Can Tongue Ties and Lip Ties Interfere with Nursing?
Q: My mother thinks that our newborn has tongue-tie. Could this interfere with nursing?
A: Tongue-tie means that the membrane (the frenulum) that attaches the tongue to the floor of the mouth is shorter than usual. Some babies with tongue-tie breastfeed perfectly well; others have difficulty. If the tongue-tie is interfering with breastfeeding, it’s possible to clip the frenulum to release the tongue. While in the past it has been customary to leave tongue ties alone because most loosen with time, Dr. Bill Sears has for decades been clipping the frenulum if it appears too tight and baby is not latching on well. Signs that the tongue is tight enough to warrant clipping are:
- Latch-on is painful to mother
- Baby is not getting enough milk
- The tip of the tongue doesn’t protrude past the lower gum
- The tongue curls under when baby cries, opens her mouth wide, or tries to suck (it should curl upward and form a trough)
After this painless, thirty-second office procedure to release the tongue, mother almost immediately notices that latch-on is more comfortable and baby is able to nurse more effectively.
Clipping a frenulum is a quick and painless procedure that can be done in your doctor’s office. In the early weeks, the frenulum is so thin that it’s easy to clip and usually yields only a few drops of blood, or none at all.
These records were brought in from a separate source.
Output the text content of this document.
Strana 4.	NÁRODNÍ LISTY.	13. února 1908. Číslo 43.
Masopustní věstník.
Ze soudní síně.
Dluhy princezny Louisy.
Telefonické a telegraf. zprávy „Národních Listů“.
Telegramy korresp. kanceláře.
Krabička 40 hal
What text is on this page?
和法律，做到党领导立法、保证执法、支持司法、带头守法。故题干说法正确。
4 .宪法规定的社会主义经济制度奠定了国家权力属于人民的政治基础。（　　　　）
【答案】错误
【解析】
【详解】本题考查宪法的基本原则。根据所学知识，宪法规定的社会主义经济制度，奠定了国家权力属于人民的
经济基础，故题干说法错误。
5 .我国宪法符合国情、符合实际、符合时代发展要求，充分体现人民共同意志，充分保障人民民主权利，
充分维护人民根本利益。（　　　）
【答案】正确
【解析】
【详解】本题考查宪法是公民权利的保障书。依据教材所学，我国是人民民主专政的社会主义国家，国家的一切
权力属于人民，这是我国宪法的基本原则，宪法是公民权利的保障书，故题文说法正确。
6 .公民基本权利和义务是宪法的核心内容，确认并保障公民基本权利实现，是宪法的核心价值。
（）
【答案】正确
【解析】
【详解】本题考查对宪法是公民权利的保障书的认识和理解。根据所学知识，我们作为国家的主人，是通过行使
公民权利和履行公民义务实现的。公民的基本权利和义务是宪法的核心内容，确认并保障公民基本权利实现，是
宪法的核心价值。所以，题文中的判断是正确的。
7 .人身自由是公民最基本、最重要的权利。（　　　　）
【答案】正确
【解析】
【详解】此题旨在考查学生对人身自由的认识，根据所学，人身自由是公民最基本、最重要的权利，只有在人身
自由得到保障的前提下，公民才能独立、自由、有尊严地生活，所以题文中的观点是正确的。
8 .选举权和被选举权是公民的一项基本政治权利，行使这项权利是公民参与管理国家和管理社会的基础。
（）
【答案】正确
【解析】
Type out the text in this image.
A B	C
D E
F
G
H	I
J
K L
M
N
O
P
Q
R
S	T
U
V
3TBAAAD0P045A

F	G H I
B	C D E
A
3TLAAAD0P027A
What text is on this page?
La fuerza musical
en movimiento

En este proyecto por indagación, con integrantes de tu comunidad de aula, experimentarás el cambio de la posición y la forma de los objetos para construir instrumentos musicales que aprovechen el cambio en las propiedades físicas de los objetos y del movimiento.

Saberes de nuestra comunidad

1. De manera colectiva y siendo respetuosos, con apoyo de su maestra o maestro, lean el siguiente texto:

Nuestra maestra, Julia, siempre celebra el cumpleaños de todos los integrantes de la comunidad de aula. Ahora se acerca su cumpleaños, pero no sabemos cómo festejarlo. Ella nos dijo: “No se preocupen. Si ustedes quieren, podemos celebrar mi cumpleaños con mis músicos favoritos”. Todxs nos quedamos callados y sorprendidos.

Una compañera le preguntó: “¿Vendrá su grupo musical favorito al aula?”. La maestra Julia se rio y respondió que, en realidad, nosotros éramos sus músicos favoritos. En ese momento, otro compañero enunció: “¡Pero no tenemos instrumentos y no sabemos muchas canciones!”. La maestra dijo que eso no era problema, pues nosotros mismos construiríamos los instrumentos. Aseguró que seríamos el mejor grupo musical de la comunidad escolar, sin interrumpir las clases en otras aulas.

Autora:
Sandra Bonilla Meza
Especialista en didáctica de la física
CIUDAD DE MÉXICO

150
While baby’s mouth is open (either normally open or when crying), the doctor holds the tip of the tongue with a piece of gauze (sometimes if the mouth is open wide enough, holding the tongue is not necessary) and uses scissors to clip the frenulum back to where it joins the base of the tongue.
If your doctor or lactation consultant feels that you are having breastfeeding problems caused by tongue-tie, get the baby’s tongue clipped. Some doctors may be reluctant to do this procedure because most tight tongues loosen with time. However, these physicians are probably not aware of how a baby must use his tongue to get milk out of the breast. Enlist the help of your lactation consultant to persuade your baby’s doctor to clip the short frenulum. The LC may also be able to refer you to a physician who is willing to do this procedure if your doctor is not.
Lip ties, which occur when baby’s lip is tied via a thin piece of tissue to the middle of the upper gum, can interfere with latching on, cause nipple trauma, and even cause cavities. The tissue causes the lip to curl inward, which can rub on the nipple and interfere with baby’s ability to form a seal on the breast. Like snipping the frenulum, snipping the lip tie is also a simple procedure and is relatively bloodless and painless.